You can only sell your business once and you don’t get a second chance so you and GMO need to obtain the best possible fair price which the market will pay.

Remember that Buyers do want to pay the right price. Buyers will basically have a clear sense of fair market value as they are considering various businesses at the same time. Buyers do feel more comfortable when they investigate businesses offered at a fair market price.

Determining the fair market value of your business is the most contentious part of selling. You want to set the highest price the market will bear so that you are rewarded for the years of hard work you’ve put into the business, while the Buyer wants the highest future profitability for the lowest price.

Getting the right price is all important! The first few weeks of marketing a business are critical. If the price is too high you may have a false start. To avoid a disappointing start, you need to properly and accurately set the market price.

Remember the market place is not necessarily interested in what the business owes you. Nor is the market interested in what you owe the bank. The business is worth what the market will pay, however an attractive and informative presentation of the business by GMO will enhance market value and having GMO represent what you consider to be the strong points of the business will attract keen Buyers.

What creates market value? Market value of any product is largely determined by SUPPLY and DEMAND. If there is a wide supply then value will be lower, whereas if there is low supply then value will trend higher. GMO can show you data on the supply and demand for businesses in your industry and the sort of returns and yields Buyers expect in return for risking their capital.

On some occasions it may be preferable to offer the business with no specific asking price. “Expressions of Interest” or a “price indicative range” are other methods of presenting the business to the market. Your GMO consultant can assist you in deciding how to approach the marketplace.



The stability of profits is an indication of the likelihood of earnings continuing after the Buyer has assumed ownership.

Essentially, a business is worth what the market will pay for it, but as basic guideline, value usually relates to expected returns as well as the level of perceived risk.

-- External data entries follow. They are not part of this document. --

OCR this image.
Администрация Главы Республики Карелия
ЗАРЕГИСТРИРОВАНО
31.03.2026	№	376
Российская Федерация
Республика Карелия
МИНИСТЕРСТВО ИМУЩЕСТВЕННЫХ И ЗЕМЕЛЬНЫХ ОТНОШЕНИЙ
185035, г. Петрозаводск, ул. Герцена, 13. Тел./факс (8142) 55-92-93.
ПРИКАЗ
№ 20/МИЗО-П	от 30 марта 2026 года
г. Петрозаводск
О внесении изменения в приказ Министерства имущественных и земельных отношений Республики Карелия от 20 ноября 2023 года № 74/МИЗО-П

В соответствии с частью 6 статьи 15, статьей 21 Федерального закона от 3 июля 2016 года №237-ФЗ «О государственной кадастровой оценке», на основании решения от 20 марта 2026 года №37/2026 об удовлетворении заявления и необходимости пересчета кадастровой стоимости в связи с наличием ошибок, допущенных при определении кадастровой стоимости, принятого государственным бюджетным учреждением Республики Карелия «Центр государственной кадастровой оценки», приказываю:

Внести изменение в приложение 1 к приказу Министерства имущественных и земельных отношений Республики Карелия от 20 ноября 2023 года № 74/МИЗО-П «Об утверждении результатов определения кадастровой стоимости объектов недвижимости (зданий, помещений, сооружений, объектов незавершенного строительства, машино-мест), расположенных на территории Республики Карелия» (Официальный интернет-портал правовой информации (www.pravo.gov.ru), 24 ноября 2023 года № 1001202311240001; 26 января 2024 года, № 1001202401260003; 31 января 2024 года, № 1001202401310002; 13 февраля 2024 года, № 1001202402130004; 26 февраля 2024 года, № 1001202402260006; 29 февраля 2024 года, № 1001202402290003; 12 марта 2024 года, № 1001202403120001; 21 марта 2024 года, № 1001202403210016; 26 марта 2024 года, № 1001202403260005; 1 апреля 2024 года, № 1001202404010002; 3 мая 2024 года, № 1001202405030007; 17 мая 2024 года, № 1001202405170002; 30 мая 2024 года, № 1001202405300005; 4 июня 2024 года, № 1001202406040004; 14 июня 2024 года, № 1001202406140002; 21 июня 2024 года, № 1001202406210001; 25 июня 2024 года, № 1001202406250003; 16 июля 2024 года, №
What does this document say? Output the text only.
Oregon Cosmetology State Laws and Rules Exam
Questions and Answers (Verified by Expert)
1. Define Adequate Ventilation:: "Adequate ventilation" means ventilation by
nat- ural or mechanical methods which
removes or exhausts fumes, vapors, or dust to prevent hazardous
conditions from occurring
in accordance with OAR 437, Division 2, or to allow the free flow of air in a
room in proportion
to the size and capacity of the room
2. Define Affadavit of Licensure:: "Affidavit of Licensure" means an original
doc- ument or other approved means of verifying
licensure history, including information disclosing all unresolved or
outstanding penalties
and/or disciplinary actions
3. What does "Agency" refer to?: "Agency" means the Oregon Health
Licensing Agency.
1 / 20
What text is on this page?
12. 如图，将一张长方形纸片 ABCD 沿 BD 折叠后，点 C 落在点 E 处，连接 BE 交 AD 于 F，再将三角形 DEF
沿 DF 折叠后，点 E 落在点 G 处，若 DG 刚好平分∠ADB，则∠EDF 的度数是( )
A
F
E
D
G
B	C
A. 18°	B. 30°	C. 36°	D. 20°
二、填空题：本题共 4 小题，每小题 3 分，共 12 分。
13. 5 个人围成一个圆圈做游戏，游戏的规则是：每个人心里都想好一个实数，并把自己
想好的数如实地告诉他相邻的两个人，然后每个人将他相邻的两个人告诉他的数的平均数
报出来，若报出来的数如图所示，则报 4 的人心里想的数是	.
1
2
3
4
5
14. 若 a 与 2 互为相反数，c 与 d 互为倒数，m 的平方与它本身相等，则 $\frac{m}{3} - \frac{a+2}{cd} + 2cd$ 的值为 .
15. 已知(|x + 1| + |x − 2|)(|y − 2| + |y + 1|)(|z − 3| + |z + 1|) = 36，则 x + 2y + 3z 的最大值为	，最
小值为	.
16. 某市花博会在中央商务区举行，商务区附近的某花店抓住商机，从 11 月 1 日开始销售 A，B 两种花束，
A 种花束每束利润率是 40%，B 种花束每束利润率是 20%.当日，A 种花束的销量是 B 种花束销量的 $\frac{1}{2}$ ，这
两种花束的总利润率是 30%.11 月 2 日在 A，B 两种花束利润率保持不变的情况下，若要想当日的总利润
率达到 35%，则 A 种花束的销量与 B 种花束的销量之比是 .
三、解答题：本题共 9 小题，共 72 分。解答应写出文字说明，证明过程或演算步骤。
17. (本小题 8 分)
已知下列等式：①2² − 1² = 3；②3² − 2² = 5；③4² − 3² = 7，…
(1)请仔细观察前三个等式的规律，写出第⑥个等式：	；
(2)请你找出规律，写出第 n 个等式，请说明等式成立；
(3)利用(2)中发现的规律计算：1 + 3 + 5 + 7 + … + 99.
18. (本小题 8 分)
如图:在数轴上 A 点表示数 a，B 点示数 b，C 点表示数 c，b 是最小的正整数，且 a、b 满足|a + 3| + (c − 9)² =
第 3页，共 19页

The price is usually based on a multiple of earnings. For instance, a business regarded as “very safe” may fetch a high multiple of earnings while “less safe” businesses may sell for a lower multiple of earnings.

The role of our Brokers is to explain this in full to you – so do feel welcome to ask questions as you must have a full understanding of what the Buyer is paying for and a good appreciation of the business’s achievable market value. You are then ready to exit your business and commence the listing and sale process with GMO.


There are four key aspects to a business that a Buyer pays for:

  1. The tangible assets such as plant & equipment – The plant includes shop fittings, office equipment, computers, machinery and sometimes includes vehicles.
  1. The stock or saleable inventory of the business – This stock has been paid for by you (the Seller) and you are reimbursed by the Buyer at settlement for that cost. The Buyer then owns the stock and can upsell it to the customers for a profit margin.
  1. Intellectual Property – This may include items such as patents, trademarks, operating systems, designs/drawings/logos, recipes and formulae.
  1. Goodwill – Goodwill is the expectation that the customers will continue to patronise the business, regardless of who owns it. Goodwill is a consequence of profits and the level of goodwill is determined in part by the consistency and level of those profits.


The total purchase price of the business is made up of those four components. Effectively, the plant, equipment, stock, intellectual property and the use of those assets by the owner of a business result in customers liking and patronising the business. This patronage results in the business being profitable.



The profit of a business is “valued by the marketplace” on a yield on the purchase price or a multiple of profits. The most common way this is expressed is as a Return on Funds Invested. That is: the profit divided by the total price and multiplied by one hundred per cent.

For example: if the ROI is 50% then that would mean at the current net profit and the price paid, it will take the Buyer 2 years to recover the purchase price.